Not all Chinese hackers are actually in China. Case in point is a newly revealed case against Su Bin, who is alleged to have been stealing secrets from U.S. defense contractors, including Boeing and Lockheed Martin.
According to a Canadian media report in The Province, Su was arrested in Richmond, British Columbia, on June 28 and has a bail hearing set for July 18. Su was arrested after the U.S. government made a request to the Canadian government to apprehend Su on allegations of computer hacking. Su had been seeking to gain permanent resident status in Canada.
The United States alleges that since at least August 2009, Su worked with a pair of unnamed hackers to collect data from U.S. companies. The targeted information includes data on the Boeing C-17 strategic transport aircraft as well as the Lockheed Martin F-22 and F-35 fighter jets.
An NBC News report stated that Su allegedly wrote in an email that the data he was collecting would help China rapidly catch up with U.S. levels of technology.
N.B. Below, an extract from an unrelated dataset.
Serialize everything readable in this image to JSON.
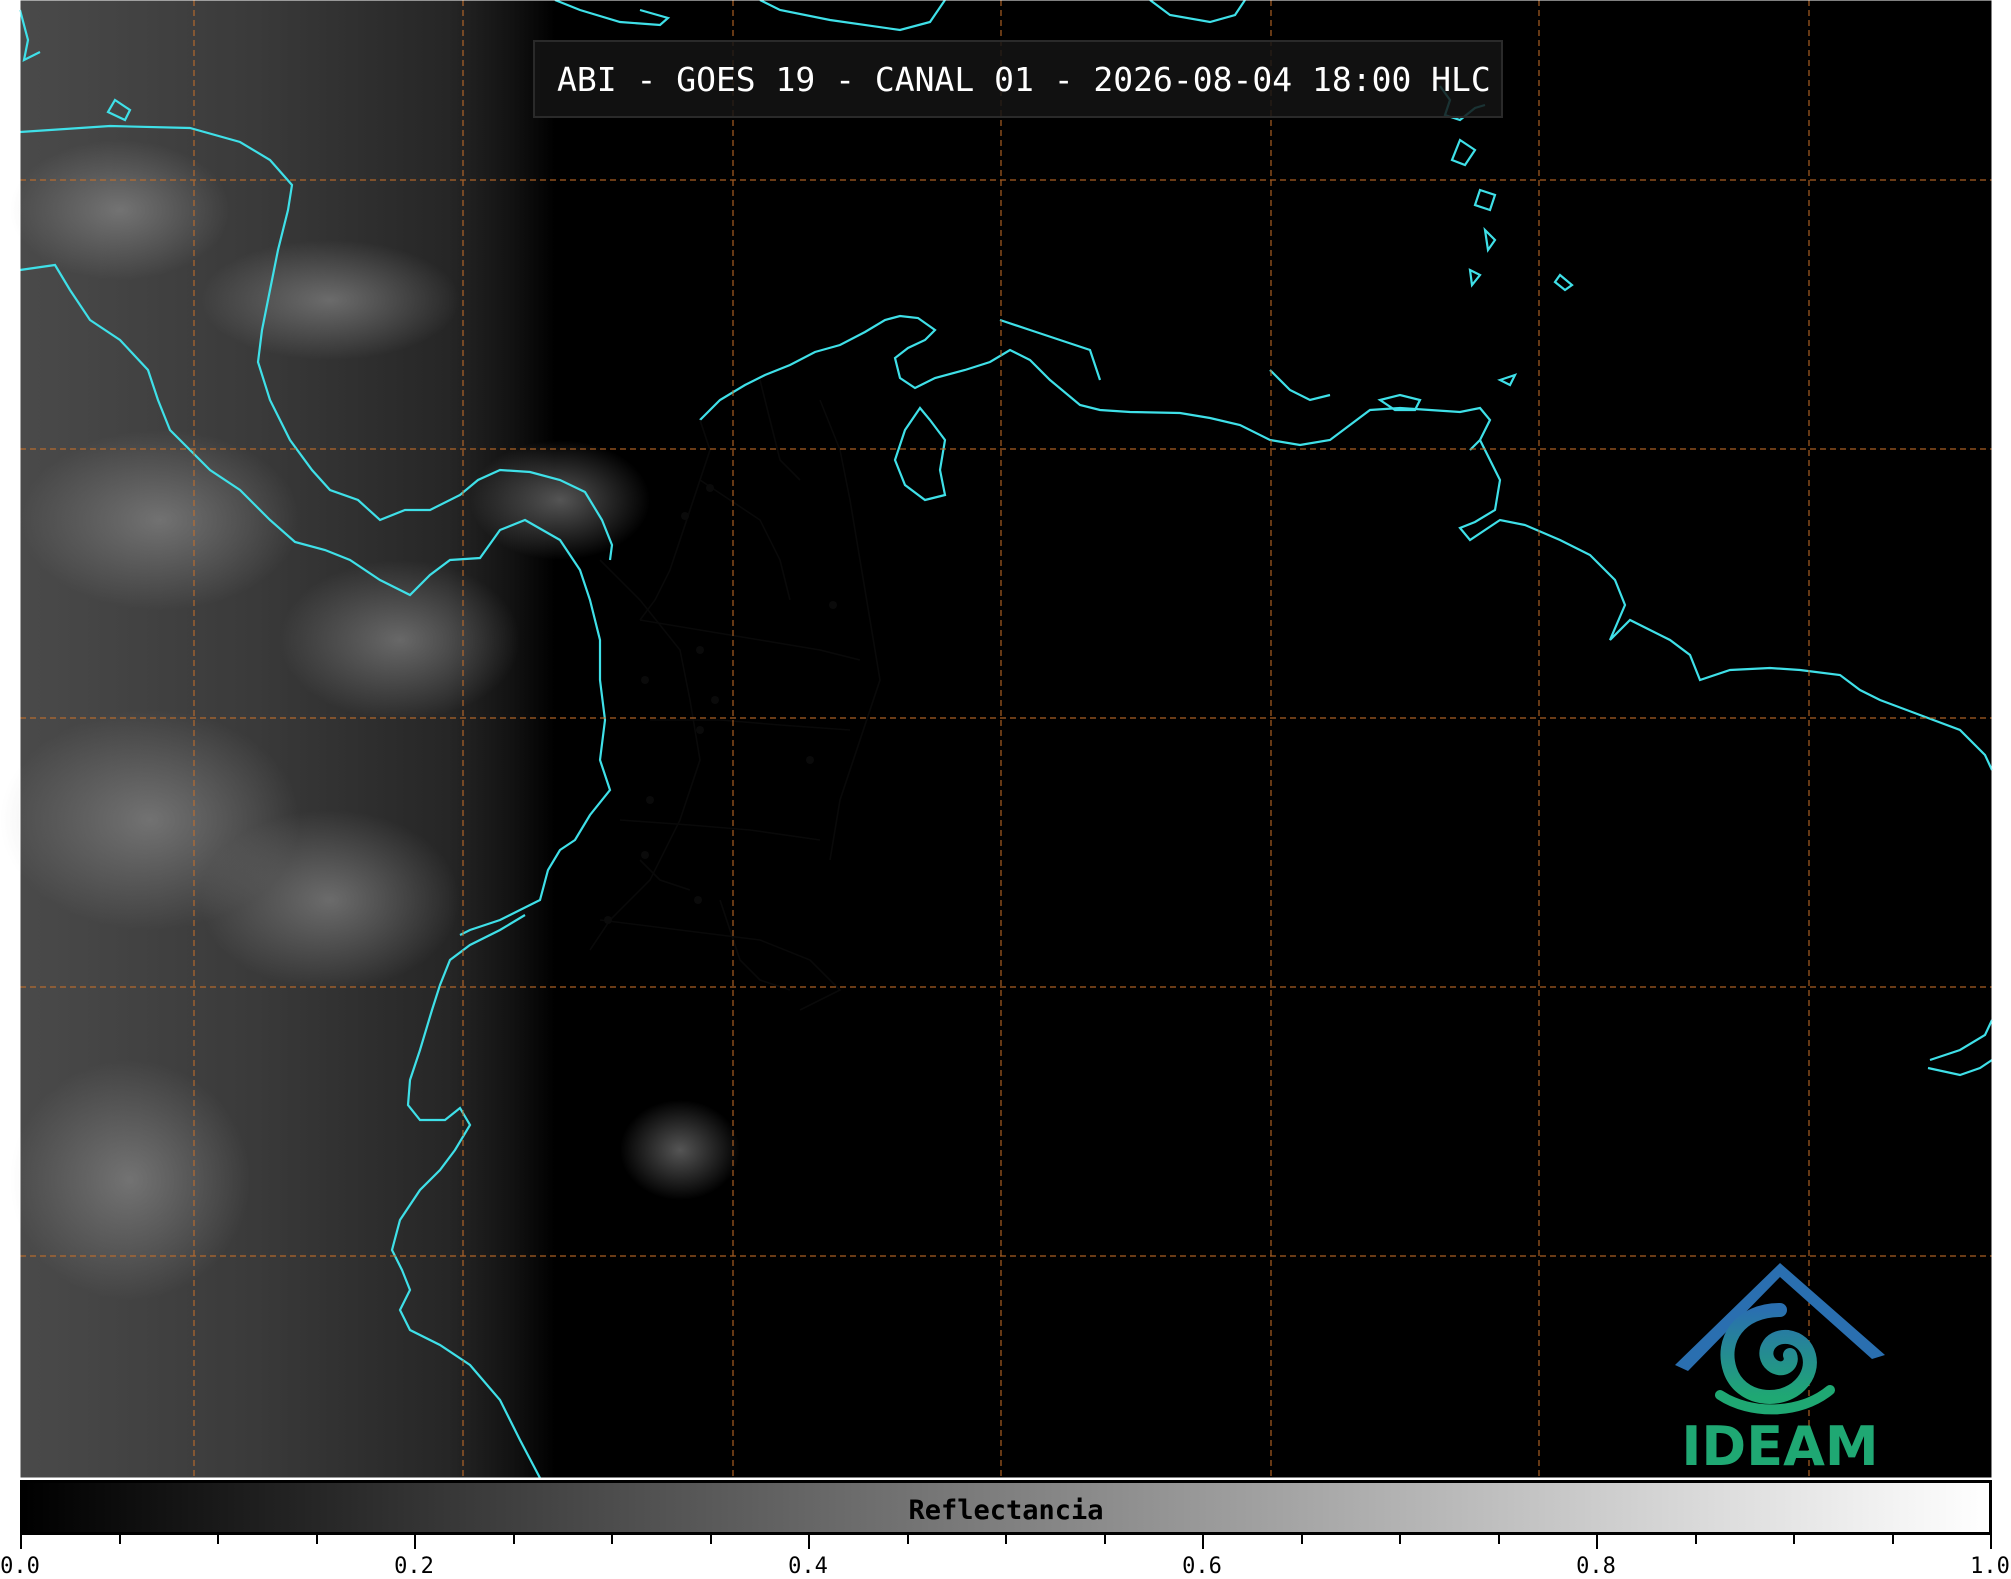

The complaint also alleges that Su's unnamed accomplices had contact with military and commercial entities involved in aerospace technology in the People's Republic of China. There is not yet a clear picture of how Su or his accomplices were able to breach the security at the U.S. defense contractors.
The arrest of Su is one of the first such arrests of a Chinese national in North America for hacking U.S. companies. The United States is well aware of others located inside China who are also directly hacking U.S. companies, though actual arrests have not yet been made.
On May 19, U.S. Attorney General Eric Holder announced an indictment naming Chinese military officers attached to the Chinese People's Liberation Army (PLA) Unit 61398 as being allegedly responsible for attacking U.S. companies. The May indictment specifically identifies an eight-year period from 2006-2014 during which attacks took place against Westinghouse Electric; U.S. subsidiaries of SolarWorld AG; U.S. Steel; Allegheny Technologies (ATI); the United Steel, Paper and Forestry, Rubber, Manufacturing, Energy, Allied Industrial and Service Workers International Union; and Alcoa.
In February 2013, security firm Mandiant first disclosed the activities of Chinese People's Liberation Army (PLA) Unit 61398, which is tasked with launching cyber-espionage campaigns against the United States.
Even more recently—just last week—the New York Times reported that hackers from China had allegedly gained access to the Office of Personnel Management, which is the U.S. government agency that houses information on federal government employees.